According to a leading historian of Islamic science, Professor Fuat Sezgin, the map used by Christopher Columbus was “probably based on the Italian version of an original Arabic map.” Yes, Piri Reis drew the northern part of the Atlantic in his famous map based on the “Columbus map,” but while he was drawing the southern part, he based it on other Portuguese sources. The source of this knowledge, and especially the longitudinal measurements, was the Islamic world because, “in those times, the only region that was able to make longitudinal measurements very close to real ones was the Arab-Islamic world.” The Muslims must have traveled across the Atlantic in order to have obtained this knowledge, Sezgin says.
In Fuat Sezgin’s book, there is no further data, unlike Columbus’ travels, such as the date, how many Muslims set sail, whether they set up Muslim colonies in America, when they returned, and what they wrote about their travels. “Unfortunately, the available sources do not permit the obtaining of any further results,” he writes.
It can be understood that before Columbus, some Muslim sailors sailed the Atlantic, reaching a few islands that were perhaps on the continent, but it is obvious that it was Columbus who conducted journeys that resulted in “exploring a continent.”
Subjects such as the exploration of America and whether Muslims reached there before Columbus are factual issues that can only be examined by historic methods. They have nothing to do with ideology or faith.
When viewed from the angle of today’s cultural issues, I do not consider it very meaningful to boast about “what wonders Muslims have done in history.” Instead of boasting, it is much more important and necessary to question and investigate how Muslims drifted away from that heritage of science and philosophy.
It is plainly obvious that Muslims today need to engage in some “self-criticism” in this respect. Such self-criticism would facilitate the absorption of modern science in our era.
Instead of a political clash, there is a real need for the passion for science.
Why did those historic eras when Islamic civilization was the global pioneer in science and philosophy die, so that the Islamic world sank into fanaticism and backwardness?
In the interpretations, Islamic law and remarks written during the Middle Ages by the “imam” – in other words, the person who was regarded as the scientific and religious authority – there are many narratives, including the ability to cause the sun to set and rise.
Hadith scholar Professor Mehmet Sait Hatiboğlu cites a number of examples: “Be they Sunni or Shiite, in the minds of the majority of imams, the question of ‘What do our mathematics and astronomy scholars say on this subject?’ never occurred.
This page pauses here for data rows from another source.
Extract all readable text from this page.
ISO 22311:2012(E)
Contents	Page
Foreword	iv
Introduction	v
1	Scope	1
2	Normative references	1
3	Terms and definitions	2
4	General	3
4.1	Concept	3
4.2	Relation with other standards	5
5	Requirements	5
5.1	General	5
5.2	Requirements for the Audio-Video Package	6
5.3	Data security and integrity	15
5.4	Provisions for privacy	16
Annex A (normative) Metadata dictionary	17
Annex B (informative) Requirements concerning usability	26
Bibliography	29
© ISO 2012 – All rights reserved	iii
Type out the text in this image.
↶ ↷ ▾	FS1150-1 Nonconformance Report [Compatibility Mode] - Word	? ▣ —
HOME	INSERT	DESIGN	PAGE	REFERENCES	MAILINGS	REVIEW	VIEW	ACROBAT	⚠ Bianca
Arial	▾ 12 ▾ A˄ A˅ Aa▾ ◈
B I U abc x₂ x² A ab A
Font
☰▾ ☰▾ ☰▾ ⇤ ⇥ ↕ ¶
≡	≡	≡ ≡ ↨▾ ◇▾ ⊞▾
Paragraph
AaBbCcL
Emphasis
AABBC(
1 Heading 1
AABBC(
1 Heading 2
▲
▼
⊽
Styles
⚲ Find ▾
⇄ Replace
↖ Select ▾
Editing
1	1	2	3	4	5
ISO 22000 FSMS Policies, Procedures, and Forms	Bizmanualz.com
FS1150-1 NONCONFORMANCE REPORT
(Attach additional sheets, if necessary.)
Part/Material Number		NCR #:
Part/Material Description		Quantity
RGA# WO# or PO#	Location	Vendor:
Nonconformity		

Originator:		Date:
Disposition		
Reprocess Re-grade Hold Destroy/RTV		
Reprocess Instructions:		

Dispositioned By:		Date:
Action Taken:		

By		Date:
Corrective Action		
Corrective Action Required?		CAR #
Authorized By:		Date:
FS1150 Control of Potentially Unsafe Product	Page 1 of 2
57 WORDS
We have not come across any interpreters or scribes who have felt the need to discuss these topics with 11th-century Avicenna and al-Biruni.”
But later, let alone consult with Avicenna, there were many who declared him an “unbeliever.” Even mathematics was excluded from the curriculum of the madrasah. While Averroes was incessantly studied in the Renaissance Europe, he was long ago forgotten in the Islamic world.
For at least three centuries, such a mentality has dominated. In this age, the only way to enhance Islam’s honor and reputation is to re-embrace science.